Avec SolarStratos, Raphaël Domjan se prépare cette fois-ci à dépasser les 25.087 mètres d’altitude, record actuel pour un avion en vol. Pour y parvenir, il ne change pas de recette : son avion, avec lequel il effectue un premier vol d’essai mercredi, ne carbure qu’à l’énergie solaire. Interview.

Le Suisse Raphaël Domjan, pilote de l'avion solaire SolarStratos.
Le Suisse Raphaël Domjan, pilote de l'avion solaire SolarStratos. - @SolarStratos

On a beaucoup parlé de SolarImpulse et de son tour du monde bouclé cet été avec un avion à énergie solaire. Beaucoup moins de SolarStratos… Vous en souffrez ?
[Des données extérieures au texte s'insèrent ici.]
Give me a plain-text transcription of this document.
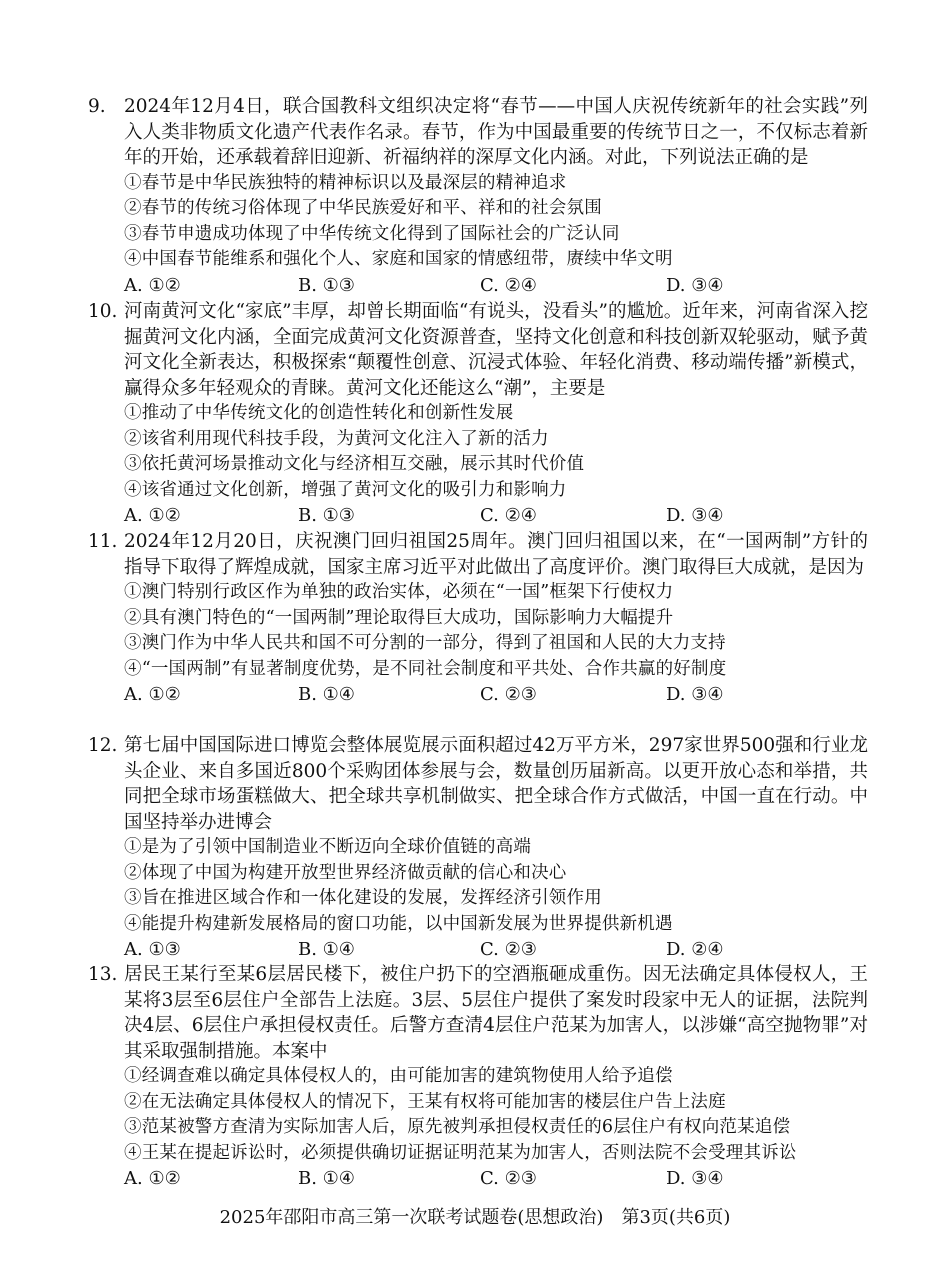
9. 2024年12月4日，联合国教科文组织决定将“春节——中国人庆祝传统新年的社会实践”列入人类非物质文化遗产代表作名录。春节，作为中国最重要的传统节日之一，不仅标志着新年的开始，还承载着辞旧迎新、祈福纳祥的深厚文化内涵。对此，下列说法正确的是
①春节是中华民族独特的精神标识以及最深层的精神追求
②春节的传统习俗体现了中华民族爱好和平、祥和的社会氛围
③春节申遗成功体现了中华传统文化得到了国际社会的广泛认同
④中国春节能维系和强化个人、家庭和国家的情感纽带，赓续中华文明
A. ①②	B. ①③	C. ②④	D. ③④
10. 河南黄河文化“家底”丰厚，却曾长期面临“有说头，没看头”的尴尬。近年来，河南省深入挖掘黄河文化内涵，全面完成黄河文化资源普查，坚持文化创意和科技创新双轮驱动，赋予黄河文化全新表达，积极探索“颠覆性创意、沉浸式体验、年轻化消费、移动端传播”新模式，赢得众多年轻观众的青睐。黄河文化还能这么“潮”，主要是
①推动了中华传统文化的创造性转化和创新性发展
②该省利用现代科技手段，为黄河文化注入了新的活力
③依托黄河场景推动文化与经济相互交融，展示其时代价值
④该省通过文化创新，增强了黄河文化的吸引力和影响力
A. ①②	B. ①③	C. ②④	D. ③④
11. 2024年12月20日，庆祝澳门回归祖国25周年。澳门回归祖国以来，在“一国两制”方针的指导下取得了辉煌成就，国家主席习近平对此做出了高度评价。澳门取得巨大成就，是因为
①澳门特别行政区作为单独的政治实体，必须在“一国”框架下行使权力
②具有澳门特色的“一国两制”理论取得巨大成功，国际影响力大幅提升
③澳门作为中华人民共和国不可分割的一部分，得到了祖国和人民的大力支持
④“一国两制”有显著制度优势，是不同社会制度和平共处、合作共赢的好制度
A. ①②	B. ①④	C. ②③	D. ③④
12. 第七届中国国际进口博览会整体展览展示面积超过42万平方米，297家世界500强和行业龙头企业、来自多国近800个采购团体参展与会，数量创历届新高。以更开放心态和举措，共同把全球市场蛋糕做大、把全球共享机制做实、把全球合作方式做活，中国一直在行动。中国坚持举办进博会
①是为了引领中国制造业不断迈向全球价值链的高端
②体现了中国为构建开放型世界经济做贡献的信心和决心
③旨在推进区域合作和一体化建设的发展，发挥经济引领作用
④能提升构建新发展格局的窗口功能，以中国新发展为世界提供新机遇
A. ①③	B. ①④	C. ②③	D. ②④
13. 居民王某行至某6层居民楼下，被住户扔下的空酒瓶砸成重伤。因无法确定具体侵权人，王某将3层至6层住户全部告上法庭。3层、5层住户提供了案发时段家中无人的证据，法院判决4层、6层住户承担侵权责任。后警方查清4层住户范某为加害人，以涉嫌“高空抛物罪”对其采取强制措施。本案中
①经调查难以确定具体侵权人的，由可能加害的建筑物使用人给予追偿
②在无法确定具体侵权人的情况下，王某有权将可能加害的楼层住户告上法庭
③范某被警方查清为实际加害人后，原先被判承担侵权责任的6层住户有权向范某追偿
④王某在提起诉讼时，必须提供确切证据证明范某为加害人，否则法院不会受理其诉讼
A. ①②	B. ①④	C. ②③	D. ③④
2025年邵阳市高三第一次联考试题卷(思想政治)　第3页(共6页)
Pas du tout. Bertrand Piccard [le pilote de SolarImpulse] est un ami. Son projet était complètement fou, mais le nôtre est tout aussi ambitieux. Notre communication est pour l’instant modeste. Nous nous inspirons de la stratégie adoptée par Felix Baumgartner avec le projet Red Bull Stratos. Peu de médias avaient parlé de lui avant qu’il réussisse le plus haut saut en chute libre au monde en octobre 2012. Mais le jour J, il y avait beaucoup de monde devant l’écran.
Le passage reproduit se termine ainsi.